Another important demographic are voters over the age of 65. In some states, like Georgia, they are making up the largest single bulk of early voters. And while seniors went heavily for Trump in 2016, polls suggest they are souring on the president this time around, based on his administration’s mishandling of the coronavirus pandemic. According to a recent CNN/SSRS poll, Biden is up by 21 points among voters 65 and older, while a NBC News/Wall Street Journal poll has the former vice president up by 27 points with seniors. As CNN reported, Biden is “on his way to doing better with seniors than any Democratic nominee in at least 24 years.”

Many Republicans continue to insist that in-person voting on Nov. 3 will tilt strongly toward Donald Trump, thus giving him a second term.

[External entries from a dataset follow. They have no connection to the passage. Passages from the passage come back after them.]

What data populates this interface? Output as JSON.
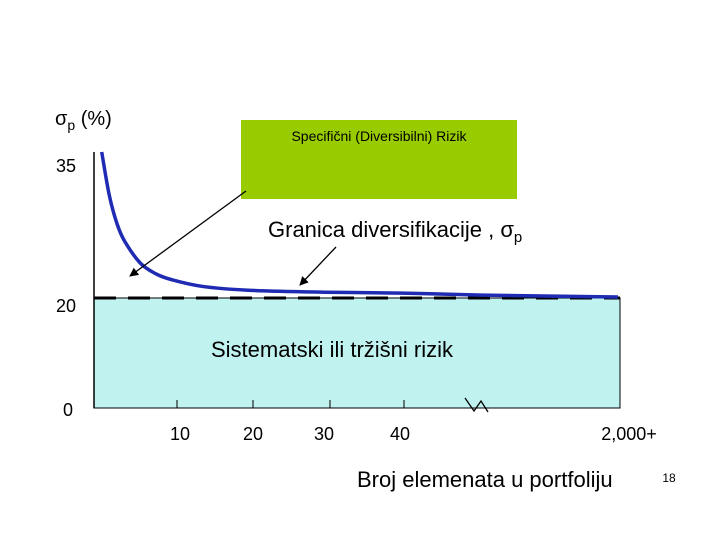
{
  "chart_data": {
    "type": "line",
    "y_axis": {
      "symbol": "σ",
      "subscript": "p",
      "unit": "(%)",
      "ticks": [
        "35",
        "20",
        "0"
      ]
    },
    "x_axis": {
      "ticks": [
        "10",
        "20",
        "30",
        "40",
        "2,000+"
      ],
      "label": "Broj elemenata u portfoliju",
      "axis_break": true
    },
    "series": [
      {
        "name": "Granica diversifikacije",
        "x": [
          1,
          2,
          3,
          4,
          6,
          8,
          10,
          14,
          20,
          30,
          40,
          100,
          2000
        ],
        "y": [
          35,
          30.5,
          27.6,
          25.8,
          23.6,
          22.5,
          21.9,
          21.2,
          20.8,
          20.6,
          20.5,
          20.3,
          20.1
        ]
      }
    ],
    "regions": {
      "specific_risk": {
        "label": "Specifični (Diversibilni) Rizik",
        "color": "#99cc00"
      },
      "systematic_risk": {
        "label": "Sistematski ili tržišni rizik",
        "color": "#c0f2f0"
      }
    },
    "annotation": {
      "label": "Granica diversifikacije ,",
      "symbol": "σ",
      "subscript": "p"
    },
    "line_color": "#1f2bb3",
    "dash_color": "#000000"
  },
  "slide_number": "18"
}
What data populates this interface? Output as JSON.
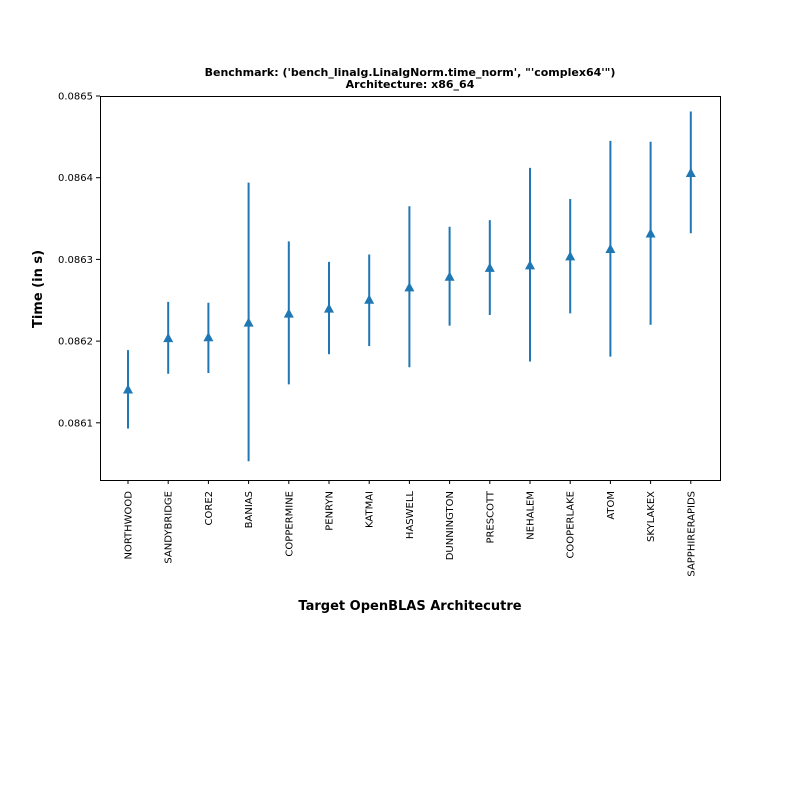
{
  "chart_data": {
    "type": "scatter",
    "title_line1": "Benchmark: ('bench_linalg.LinalgNorm.time_norm', \"'complex64'\")",
    "title_line2": "Architecture: x86_64",
    "xlabel": "Target OpenBLAS Architecutre",
    "ylabel": "Time (in s)",
    "ylim": [
      0.08603,
      0.0865
    ],
    "yticks": [
      0.0861,
      0.0862,
      0.0863,
      0.0864,
      0.0865
    ],
    "ytick_labels": [
      "0.0861",
      "0.0862",
      "0.0863",
      "0.0864",
      "0.0865"
    ],
    "marker": "triangle-up",
    "color": "#1f77b4",
    "grid": false,
    "categories": [
      "NORTHWOOD",
      "SANDYBRIDGE",
      "CORE2",
      "BANIAS",
      "COPPERMINE",
      "PENRYN",
      "KATMAI",
      "HASWELL",
      "DUNNINGTON",
      "PRESCOTT",
      "NEHALEM",
      "COOPERLAKE",
      "ATOM",
      "SKYLAKEX",
      "SAPPHIRERAPIDS"
    ],
    "values": [
      0.086141,
      0.086204,
      0.086205,
      0.086223,
      0.086234,
      0.08624,
      0.086251,
      0.086266,
      0.086279,
      0.08629,
      0.086293,
      0.086304,
      0.086313,
      0.086332,
      0.086406
    ],
    "err_low": [
      0.086093,
      0.08616,
      0.086161,
      0.086053,
      0.086147,
      0.086184,
      0.086194,
      0.086168,
      0.086219,
      0.086232,
      0.086175,
      0.086234,
      0.086181,
      0.08622,
      0.086332
    ],
    "err_high": [
      0.086189,
      0.086248,
      0.086247,
      0.086394,
      0.086322,
      0.086297,
      0.086306,
      0.086365,
      0.08634,
      0.086348,
      0.086412,
      0.086374,
      0.086445,
      0.086444,
      0.086481
    ]
  }
}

Last month, an ABC News/Washington Post poll found that while Biden had more than a 2-to-1 advantage (67% to 31%) among those who planned to vote early, Trump led by 19 percentage points among people who said they intended to vote on Election Day.

But one longtime Republican strategist warns that day-of voting may not be enough to turn this race around. “It’s a warning flare,” Scott Reed, a veteran of several past GOP campaigns, told Politico when asked about the early Democratic lead. “Some Republicans are stuck in a model that we always run up the score on Election Day to make up the difference. I think running an election in a super-polarized electorate, you want to win early voting. Let’s go. Let’s stop talking and making excuses.”